A system as claimed in any one of the preceding claims, characterized in that the first and second fluid loops (5a, 5b; 50a, 50b) are essentially identical.
A system as claimed in any one of the preceding claims, characterized in that the first heat dissipation unit (2) and the first radiator (4) are remote from each other and second heat dissipation unit (20) and the second radiator (40) are remote from each other, wherein the first and second fluid loops (5a, 5b; 50a, 50b) comprise fluid pipes.
A system as claimed in any one of the preceding claims, characterized in that the fluid flow connection (100) between the first and second heat dissipation units (2, 20) and between the first and second fluid loops (5a, 5b; 50a, 50b) is arranged directly between the first and second heat dissipation units (2, 20).
A system as claimed in any one of the preceding claims, characterized in that similar amount of essentially identical electronic components (3, 30) is attached to each heat dissipation unit (2, 20) or the amount of heat generated by the electronic components (3, 30) attached to each heat dissipation units (2, 20) is essentially identical.
A system as claimed in any one of the preceding claims, characterized in that the first and second heat dissipation units (2, 20) comprise first and second heat dissipation chambers (7, 70).
A system as claimed in claim 9, characterized in that the first and second heat dissipation units (2, 20) comprise first and second secondary heat dissipation chambers isolated from the first and second fluid loops and filled with secondary fluid.

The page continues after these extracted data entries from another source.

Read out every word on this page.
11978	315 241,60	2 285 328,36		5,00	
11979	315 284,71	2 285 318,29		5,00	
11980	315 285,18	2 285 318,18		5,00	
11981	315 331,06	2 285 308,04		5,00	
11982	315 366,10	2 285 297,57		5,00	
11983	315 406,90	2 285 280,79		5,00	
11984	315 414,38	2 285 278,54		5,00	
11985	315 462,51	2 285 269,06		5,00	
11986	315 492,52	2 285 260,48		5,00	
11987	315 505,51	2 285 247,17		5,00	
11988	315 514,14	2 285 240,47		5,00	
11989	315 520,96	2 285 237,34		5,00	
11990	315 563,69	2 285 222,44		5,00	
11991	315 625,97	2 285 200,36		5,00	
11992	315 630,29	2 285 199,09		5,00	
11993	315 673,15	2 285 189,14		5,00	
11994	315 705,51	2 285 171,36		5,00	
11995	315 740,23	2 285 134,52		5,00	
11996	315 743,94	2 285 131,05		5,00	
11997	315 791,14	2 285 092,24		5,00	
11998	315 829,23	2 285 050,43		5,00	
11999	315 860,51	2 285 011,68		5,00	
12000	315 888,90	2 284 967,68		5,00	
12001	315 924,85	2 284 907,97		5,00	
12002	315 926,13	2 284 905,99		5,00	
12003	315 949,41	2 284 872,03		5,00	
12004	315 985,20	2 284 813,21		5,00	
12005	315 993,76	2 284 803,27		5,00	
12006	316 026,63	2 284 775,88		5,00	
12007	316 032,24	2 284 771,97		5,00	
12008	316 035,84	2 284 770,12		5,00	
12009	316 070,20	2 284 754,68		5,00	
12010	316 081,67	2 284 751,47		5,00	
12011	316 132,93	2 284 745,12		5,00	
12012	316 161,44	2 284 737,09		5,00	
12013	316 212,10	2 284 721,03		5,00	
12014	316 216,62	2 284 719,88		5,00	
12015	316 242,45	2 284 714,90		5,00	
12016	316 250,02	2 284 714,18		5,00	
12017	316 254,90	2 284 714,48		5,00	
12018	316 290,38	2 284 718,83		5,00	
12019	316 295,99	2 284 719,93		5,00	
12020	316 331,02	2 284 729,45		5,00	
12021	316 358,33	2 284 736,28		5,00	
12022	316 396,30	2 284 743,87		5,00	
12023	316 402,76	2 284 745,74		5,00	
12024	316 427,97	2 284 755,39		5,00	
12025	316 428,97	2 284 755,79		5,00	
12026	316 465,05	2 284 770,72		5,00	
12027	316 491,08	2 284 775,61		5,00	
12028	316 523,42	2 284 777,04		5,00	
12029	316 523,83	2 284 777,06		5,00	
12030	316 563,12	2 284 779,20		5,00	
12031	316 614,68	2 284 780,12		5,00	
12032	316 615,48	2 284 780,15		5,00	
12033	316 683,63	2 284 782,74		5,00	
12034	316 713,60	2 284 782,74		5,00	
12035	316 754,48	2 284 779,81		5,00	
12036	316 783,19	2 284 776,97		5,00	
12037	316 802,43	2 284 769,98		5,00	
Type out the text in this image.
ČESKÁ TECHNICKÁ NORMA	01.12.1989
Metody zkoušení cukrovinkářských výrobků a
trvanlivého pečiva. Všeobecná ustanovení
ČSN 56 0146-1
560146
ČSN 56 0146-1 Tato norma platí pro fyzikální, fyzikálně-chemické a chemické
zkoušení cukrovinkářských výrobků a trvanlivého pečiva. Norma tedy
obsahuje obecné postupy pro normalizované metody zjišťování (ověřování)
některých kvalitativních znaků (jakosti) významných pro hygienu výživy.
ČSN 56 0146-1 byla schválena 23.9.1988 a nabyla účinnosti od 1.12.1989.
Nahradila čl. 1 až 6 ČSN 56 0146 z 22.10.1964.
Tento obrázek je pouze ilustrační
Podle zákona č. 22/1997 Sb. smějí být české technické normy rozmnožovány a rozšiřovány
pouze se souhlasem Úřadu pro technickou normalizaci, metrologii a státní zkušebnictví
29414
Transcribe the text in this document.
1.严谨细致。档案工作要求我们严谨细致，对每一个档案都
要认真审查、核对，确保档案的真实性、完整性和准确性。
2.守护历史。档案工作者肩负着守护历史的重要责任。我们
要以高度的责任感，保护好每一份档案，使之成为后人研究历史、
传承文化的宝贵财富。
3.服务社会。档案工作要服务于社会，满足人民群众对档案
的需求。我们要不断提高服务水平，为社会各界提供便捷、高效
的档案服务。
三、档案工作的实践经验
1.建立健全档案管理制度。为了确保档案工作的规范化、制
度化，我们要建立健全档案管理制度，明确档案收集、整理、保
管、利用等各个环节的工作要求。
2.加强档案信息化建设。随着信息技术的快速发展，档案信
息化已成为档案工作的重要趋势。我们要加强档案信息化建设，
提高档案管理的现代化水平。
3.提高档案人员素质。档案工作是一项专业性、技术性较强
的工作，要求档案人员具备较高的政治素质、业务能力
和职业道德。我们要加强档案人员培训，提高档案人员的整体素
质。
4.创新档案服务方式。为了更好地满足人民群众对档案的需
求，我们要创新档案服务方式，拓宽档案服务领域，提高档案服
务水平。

A system as claimed in any one of the preceding claims, characterized in that the fluid in the first and secondary fluid loops (5a, 5b; 50a, 50b) is at least partially, preferably totally pressurized by the heat generated by the electronic components.
A system as claimed in any one of the preceding claims, characterized in that the first and second radiators (4, 40) comprise several sub-radiators which are combined in one physical entity, respectively.